David Sedaris: Naked

The title essay in this collection is about Sedaris confronting his fear of his own body image by visiting a nudist colony. For Kidd,  it was an excuse to design a book you could literally take the pants off of–the book itself has a picture of a skeleton, covered by a sheath pictured with a pair of underpants. Sedaris apparently loved it for being able to daub bawdy doodles over the skeleton at book signings.

Augusten Burroughs: Dry

This book was about the author confronting alcoholism, and so Kidd wanted to create a sense of “typography in denial: it’s lying, desperately, hopelessly, the way an alcoholic would.” He printed out some type on an Epson printer, taped it on a wall, and then threw a bucket of water on it. The printer put spot gloss on the dripping ink on the press and that, he said was that. Apparently, Burroughs himself watched a lady take a copy of the book to a cashier in a bookstore. “This one’s ruined!” The reply: “I know lady, they all came in that way.” You can tell this thrilled Kidd.

Osamu Tezuka: Buddha

“A book cover is a distillation, a haiku, if you will, of the story.” For this eight volume epic life of the Buddha, the story visually tells the tale, literally, on the shelf, via the books’ spines.

Orhan Pamuk: My Name Is Red

This one was a puzzle. And so Kidd deconstructed the story and placed it around the cover. The clandestine lovers are there on the spine; the sultan peeks out on one side of the cover; there they are getting found out. “Now we have to open [the book] to find out what will happen next. Try experiencing that on a kindle!” he adds, to great applause.

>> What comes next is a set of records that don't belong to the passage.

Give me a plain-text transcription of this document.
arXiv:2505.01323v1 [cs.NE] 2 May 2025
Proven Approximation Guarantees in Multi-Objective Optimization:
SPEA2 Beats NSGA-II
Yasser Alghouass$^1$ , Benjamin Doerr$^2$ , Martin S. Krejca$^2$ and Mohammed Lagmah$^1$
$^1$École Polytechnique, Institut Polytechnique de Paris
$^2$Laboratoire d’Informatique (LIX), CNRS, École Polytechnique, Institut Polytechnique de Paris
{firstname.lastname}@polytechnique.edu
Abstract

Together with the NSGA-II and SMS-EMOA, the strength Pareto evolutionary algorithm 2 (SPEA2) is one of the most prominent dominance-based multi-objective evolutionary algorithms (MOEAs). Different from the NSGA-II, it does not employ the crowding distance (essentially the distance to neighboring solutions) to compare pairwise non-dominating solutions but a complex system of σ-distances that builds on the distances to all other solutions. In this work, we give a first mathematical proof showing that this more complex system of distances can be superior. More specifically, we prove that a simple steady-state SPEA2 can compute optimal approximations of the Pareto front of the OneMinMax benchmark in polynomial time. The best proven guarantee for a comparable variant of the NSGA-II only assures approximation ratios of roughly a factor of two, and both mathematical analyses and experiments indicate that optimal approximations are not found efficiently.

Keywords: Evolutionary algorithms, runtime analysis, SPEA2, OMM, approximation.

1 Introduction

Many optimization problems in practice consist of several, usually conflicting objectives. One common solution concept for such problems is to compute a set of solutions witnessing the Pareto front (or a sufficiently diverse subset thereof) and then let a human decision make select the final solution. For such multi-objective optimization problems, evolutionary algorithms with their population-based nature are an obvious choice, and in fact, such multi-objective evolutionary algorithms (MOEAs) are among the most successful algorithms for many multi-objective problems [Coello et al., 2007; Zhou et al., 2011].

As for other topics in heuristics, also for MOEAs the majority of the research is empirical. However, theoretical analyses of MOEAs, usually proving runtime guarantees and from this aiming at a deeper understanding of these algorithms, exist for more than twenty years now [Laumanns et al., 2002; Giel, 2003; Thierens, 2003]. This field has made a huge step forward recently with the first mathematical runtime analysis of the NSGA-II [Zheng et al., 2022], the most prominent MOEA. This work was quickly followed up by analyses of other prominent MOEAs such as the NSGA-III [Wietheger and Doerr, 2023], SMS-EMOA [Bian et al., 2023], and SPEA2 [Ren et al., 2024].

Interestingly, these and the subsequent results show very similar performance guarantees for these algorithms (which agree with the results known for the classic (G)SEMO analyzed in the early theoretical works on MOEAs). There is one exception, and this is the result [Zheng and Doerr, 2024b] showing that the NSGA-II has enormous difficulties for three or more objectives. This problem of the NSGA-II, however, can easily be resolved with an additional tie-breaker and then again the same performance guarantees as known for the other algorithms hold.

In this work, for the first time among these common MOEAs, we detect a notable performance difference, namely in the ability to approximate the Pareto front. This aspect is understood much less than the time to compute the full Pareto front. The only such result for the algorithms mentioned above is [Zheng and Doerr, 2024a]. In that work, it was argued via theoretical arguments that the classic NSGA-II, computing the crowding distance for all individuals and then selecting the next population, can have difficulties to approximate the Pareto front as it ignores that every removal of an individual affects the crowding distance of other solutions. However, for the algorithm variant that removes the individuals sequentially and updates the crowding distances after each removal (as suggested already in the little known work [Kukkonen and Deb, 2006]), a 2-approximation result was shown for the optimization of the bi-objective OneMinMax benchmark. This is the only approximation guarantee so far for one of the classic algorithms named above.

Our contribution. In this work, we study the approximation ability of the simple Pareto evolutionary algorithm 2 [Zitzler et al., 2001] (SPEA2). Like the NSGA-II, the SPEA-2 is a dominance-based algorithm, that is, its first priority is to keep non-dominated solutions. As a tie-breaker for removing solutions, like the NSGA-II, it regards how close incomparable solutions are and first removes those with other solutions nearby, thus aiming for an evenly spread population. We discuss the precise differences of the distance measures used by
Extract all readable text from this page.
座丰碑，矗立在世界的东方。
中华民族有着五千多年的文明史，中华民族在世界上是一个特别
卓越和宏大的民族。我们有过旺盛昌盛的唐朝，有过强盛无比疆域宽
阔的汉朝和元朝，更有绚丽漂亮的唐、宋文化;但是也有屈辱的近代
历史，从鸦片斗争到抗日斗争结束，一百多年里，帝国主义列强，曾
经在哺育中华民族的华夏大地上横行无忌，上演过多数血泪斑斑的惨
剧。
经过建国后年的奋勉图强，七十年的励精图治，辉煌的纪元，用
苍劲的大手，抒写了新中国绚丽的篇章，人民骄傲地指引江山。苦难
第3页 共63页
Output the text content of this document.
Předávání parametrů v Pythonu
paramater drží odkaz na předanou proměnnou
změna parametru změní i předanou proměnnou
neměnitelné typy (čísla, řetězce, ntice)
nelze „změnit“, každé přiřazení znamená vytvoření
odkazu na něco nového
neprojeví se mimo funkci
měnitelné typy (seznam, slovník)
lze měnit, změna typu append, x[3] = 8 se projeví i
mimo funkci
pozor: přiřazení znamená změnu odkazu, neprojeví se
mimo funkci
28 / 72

It’s not that he’s against e-books, he adds. They bring ease, convenience, portability — but something is lost without books. “Tradition, sensual experience, the comfort of ‘thinginess,’ a little bit of humanity.” And, he adds, “I am all for the iPad. But trust me, smelling it will get you nowhere.”

Haruki Murakami 1Q84

This 900-page book “is as weird as it is compelling. There’s a climactic scene where hordes of tiny people emerge from the mouth of a girl and cause a German shepherd to explode. It’s not exactly Jackie Collins.” Nonetheless, Kidd played with the idea of parallel planes of existence literally, with multiple covers overlapping and influencing each other. “The object itself invited exploration, interaction, consideration, and touch. And it paid off: it debuted at #2 on the New York Times bestseller list, unheard of for our publisher and for the author.”

“If we do our job right great art can be great business,” Kidd concludes, before picking up a copy of 1Q84 and adding that for him, “the story looks like this.” He brandishes the book and leaves the stage to great applause.